Daddy resituated himself on the couch into a little lazier position than he’d held. He smirked knowing how riled I’d become, knowing that there wasn’t a chance in hell I’d hit him. I think he pushed me like that just to see if he could drag what genes he’d given out of me to inspect. “Guess my boy’s in love.”

I knew he’d said it just to get my blood boiling, but that didn’t really matter. There wasn’t any woman fit for talking like that as far as I was concerned, not even Josephine, but certainly not a girl like Maggie, certainly not someone so innocent.

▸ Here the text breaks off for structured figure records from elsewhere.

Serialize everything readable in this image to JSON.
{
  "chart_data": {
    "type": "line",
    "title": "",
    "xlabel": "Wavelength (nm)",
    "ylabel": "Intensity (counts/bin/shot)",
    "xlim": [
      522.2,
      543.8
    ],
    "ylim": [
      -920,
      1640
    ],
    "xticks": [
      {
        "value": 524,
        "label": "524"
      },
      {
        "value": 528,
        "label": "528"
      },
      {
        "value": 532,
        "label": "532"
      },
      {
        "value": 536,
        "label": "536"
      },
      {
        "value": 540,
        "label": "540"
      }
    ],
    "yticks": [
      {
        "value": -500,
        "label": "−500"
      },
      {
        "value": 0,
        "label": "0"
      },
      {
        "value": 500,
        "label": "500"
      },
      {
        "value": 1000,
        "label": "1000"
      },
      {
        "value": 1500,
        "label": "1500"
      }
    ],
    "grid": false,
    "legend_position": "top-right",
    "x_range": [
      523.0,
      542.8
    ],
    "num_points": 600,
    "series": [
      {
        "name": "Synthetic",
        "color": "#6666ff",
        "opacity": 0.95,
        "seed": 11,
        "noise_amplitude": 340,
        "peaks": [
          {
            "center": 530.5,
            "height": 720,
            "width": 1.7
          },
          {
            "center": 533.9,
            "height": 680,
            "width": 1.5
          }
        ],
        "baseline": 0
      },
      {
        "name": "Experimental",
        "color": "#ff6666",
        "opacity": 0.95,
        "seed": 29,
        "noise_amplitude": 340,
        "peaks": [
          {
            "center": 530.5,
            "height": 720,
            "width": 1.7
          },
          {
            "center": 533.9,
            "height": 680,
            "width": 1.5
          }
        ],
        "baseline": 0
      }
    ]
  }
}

“Well, are you going to tell the goddamn story or not?”

“She was there with Avery, and he was fixing to make her do something she didn’t need to be doing, so I hit him.”

“What was he fixing to make her do?”

“That ain’t important.”

“Of course it’s fucking important. Stories hinge on shit like this. So, tell me.” Daddy looked at me with a lowered brow that cast a heavy ledge over his eyes.

“He was cranked out of his brain and was about to try and put that shit up
her
nose. You happy?”

“Matter of fact, I am. Matter of fact, that makes me awfully fucking happy.” Daddy scooted toward me, slapped me in the back of the head, then palmed my crown and rattled my skull. He settled his bare arm around my neck and that warmness in him felt as close to anything fatherly as I’d felt in a long time. “Awfully fucking happy,” he said.